In contrast, higher levels of expression of the five other genes-apolipoprotein C1 (APOC1), estrogen receptor beta (ESR2), PIM2 oncogene (PIM2), the macrophage antigen (CD68), and baculoviral IAP repeat-containing 3 (BIRC3)-were associated with a reduced risk of recurrence (coefficients, –0.399 to –2.48).

In addition, several genes showed expression correlating with GRB7 expression (r >0.40), according to Dr. Sparano.

"These included ERBB2 and ERBB3, known to be involved in signaling; keratin 19 (KRT19), which is known to be associated with the basal genotype; and other genes involved in adhesion and signaling," he said.

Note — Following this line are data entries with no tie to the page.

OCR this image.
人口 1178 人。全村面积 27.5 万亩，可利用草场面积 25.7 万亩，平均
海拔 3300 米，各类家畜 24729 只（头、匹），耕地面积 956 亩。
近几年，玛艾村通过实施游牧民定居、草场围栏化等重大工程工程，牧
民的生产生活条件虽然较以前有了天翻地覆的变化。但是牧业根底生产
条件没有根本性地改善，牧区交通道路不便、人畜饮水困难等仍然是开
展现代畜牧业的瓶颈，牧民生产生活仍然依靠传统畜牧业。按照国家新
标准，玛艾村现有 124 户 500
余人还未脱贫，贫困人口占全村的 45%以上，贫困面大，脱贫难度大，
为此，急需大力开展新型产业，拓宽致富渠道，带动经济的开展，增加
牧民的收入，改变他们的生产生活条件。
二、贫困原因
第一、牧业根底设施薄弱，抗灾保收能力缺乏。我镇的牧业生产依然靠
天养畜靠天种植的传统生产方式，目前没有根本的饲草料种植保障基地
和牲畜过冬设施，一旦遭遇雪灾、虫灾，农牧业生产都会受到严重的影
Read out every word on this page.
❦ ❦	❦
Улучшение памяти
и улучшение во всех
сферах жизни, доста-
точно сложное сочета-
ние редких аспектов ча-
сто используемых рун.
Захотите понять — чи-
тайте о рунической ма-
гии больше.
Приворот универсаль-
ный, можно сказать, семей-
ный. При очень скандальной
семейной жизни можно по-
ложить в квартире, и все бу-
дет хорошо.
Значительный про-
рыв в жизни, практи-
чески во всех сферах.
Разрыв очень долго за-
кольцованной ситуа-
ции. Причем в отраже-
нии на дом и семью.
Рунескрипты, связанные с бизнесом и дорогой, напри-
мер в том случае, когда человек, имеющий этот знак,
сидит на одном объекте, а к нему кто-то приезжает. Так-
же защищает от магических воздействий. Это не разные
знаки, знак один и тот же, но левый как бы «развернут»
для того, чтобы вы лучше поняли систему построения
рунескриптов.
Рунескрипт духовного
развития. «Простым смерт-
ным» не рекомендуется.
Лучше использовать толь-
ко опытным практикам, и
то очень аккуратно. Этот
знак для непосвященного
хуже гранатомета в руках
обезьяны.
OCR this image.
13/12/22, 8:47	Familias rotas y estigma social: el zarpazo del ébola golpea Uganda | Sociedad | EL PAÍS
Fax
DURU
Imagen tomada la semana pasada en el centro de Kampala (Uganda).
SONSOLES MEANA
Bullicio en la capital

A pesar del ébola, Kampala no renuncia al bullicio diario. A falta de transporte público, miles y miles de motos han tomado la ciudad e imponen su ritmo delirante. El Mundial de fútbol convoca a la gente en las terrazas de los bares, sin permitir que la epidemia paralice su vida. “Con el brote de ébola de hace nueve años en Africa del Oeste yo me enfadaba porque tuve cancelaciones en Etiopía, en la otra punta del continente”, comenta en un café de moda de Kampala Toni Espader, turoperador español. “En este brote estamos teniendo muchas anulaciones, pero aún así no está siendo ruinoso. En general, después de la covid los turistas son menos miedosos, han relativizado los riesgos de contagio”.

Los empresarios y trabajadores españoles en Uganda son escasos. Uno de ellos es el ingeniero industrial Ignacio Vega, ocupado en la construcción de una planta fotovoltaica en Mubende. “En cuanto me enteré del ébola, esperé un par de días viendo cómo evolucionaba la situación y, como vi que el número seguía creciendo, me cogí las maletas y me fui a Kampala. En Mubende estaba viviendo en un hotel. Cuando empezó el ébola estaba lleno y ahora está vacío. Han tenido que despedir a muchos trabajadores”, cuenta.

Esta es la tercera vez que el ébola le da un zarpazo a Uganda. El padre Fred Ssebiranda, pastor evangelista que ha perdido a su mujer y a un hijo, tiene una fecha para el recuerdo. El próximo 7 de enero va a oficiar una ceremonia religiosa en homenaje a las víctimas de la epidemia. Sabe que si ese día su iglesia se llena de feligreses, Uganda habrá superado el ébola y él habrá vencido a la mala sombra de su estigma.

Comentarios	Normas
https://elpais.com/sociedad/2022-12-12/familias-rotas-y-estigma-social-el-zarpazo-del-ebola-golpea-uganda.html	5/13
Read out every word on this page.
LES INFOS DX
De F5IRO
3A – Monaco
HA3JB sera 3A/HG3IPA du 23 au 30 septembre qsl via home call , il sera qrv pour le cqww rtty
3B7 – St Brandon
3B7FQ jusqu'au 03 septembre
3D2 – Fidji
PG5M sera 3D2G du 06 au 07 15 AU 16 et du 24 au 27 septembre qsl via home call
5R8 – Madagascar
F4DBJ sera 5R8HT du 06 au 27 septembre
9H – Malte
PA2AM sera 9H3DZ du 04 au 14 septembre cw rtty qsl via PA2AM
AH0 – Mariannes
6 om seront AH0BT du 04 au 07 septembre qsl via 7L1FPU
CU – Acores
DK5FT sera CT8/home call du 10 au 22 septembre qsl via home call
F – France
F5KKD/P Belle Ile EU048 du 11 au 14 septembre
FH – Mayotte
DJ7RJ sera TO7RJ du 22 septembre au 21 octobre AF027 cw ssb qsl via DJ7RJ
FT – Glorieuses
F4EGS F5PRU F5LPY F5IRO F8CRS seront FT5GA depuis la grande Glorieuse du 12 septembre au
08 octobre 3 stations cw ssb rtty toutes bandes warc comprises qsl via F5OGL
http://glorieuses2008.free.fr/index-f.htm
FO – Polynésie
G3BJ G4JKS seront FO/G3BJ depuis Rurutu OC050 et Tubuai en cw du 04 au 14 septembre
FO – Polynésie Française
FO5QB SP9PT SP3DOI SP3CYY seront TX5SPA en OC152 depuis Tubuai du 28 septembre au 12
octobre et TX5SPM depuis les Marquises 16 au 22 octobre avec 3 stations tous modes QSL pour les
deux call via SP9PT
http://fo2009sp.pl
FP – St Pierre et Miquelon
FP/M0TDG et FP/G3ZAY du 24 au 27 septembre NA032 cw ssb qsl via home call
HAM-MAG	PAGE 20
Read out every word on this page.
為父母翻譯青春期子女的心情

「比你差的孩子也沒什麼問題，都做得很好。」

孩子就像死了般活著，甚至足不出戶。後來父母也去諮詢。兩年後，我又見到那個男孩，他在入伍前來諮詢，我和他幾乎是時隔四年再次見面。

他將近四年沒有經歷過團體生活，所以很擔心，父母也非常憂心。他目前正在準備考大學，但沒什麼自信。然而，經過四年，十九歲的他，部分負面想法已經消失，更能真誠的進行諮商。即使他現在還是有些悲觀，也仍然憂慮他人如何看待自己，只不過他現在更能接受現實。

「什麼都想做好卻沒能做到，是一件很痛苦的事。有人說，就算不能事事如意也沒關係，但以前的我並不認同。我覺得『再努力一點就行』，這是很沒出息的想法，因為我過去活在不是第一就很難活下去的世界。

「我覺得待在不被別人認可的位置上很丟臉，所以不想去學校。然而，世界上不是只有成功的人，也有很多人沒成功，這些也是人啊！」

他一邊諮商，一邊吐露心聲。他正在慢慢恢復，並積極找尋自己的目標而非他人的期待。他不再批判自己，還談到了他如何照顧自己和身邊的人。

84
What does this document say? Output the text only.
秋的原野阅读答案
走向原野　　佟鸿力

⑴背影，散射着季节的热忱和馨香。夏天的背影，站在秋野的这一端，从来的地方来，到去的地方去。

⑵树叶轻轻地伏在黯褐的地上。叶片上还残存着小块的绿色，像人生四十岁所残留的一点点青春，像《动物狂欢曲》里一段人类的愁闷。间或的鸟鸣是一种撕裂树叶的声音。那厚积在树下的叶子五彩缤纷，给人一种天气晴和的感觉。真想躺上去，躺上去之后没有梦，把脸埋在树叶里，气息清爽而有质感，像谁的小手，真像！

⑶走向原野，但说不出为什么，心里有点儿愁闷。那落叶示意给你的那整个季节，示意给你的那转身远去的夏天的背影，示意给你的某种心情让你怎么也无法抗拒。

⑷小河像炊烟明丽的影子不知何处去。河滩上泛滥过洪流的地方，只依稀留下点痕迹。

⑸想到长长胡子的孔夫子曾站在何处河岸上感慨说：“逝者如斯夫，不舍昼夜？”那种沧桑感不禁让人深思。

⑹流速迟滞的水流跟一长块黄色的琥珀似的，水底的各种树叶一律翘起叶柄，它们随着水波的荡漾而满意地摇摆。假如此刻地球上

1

Compared with patients having a high (above-median) level of GRB7 expression, those having a low (below-median) level did not differ in terms of number of positive axillary nodes, tumor grade, and tumor size. High expressers were significantly less likely to be older than 65 (3% versus 10%), but few patients fell into this age group, Sparano cautioned.

In a multivariate model that also included age, number of involved nodes, and tumor grade and size, each two-unit increase in GRB7 expression level was associated with a significant more than tripling of the risk of recurrence (hazard ratio, 3.41). When GRB7 expression was instead analyzed as a dichotomous variable, high expression was associated with a significant more than doubling of risk compared with low expression (hazard ratio, 2.31).

In absolute terms, the five-year recurrence rate in patients with a high level of GRB7 expression was 20.4%, nearly twice the rate of 10.5% among patients with a low level of expression.

"GRB7 or GRB7-dependent pathways may be potential therapeutic targets in triple-negative breast cancer and may serve as prognostic factors that are independent of classical clinicopathologic features," Dr. Sparano concluded.

The GRB7 protein binds to phosphorylated receptor tyrosine kinases and other protein targets, he said, so plays a role in signaling, proliferation, migration, and cell-matrix and cell-cell interactions.

In terms of diagnostic applications, GRB7 is included in several molecular signatures, including the 21-gene Oncotype DX signature and the 512-gene intrinsic gene set, in addition to the signature defined in the study, according to Dr. Sparano. For therapeutic applications, a peptide inhibitor of GRB7 has been found to block migration and proliferation, and enhance the effects of doxorubicin and trastuzumab in breast cancer cell lines.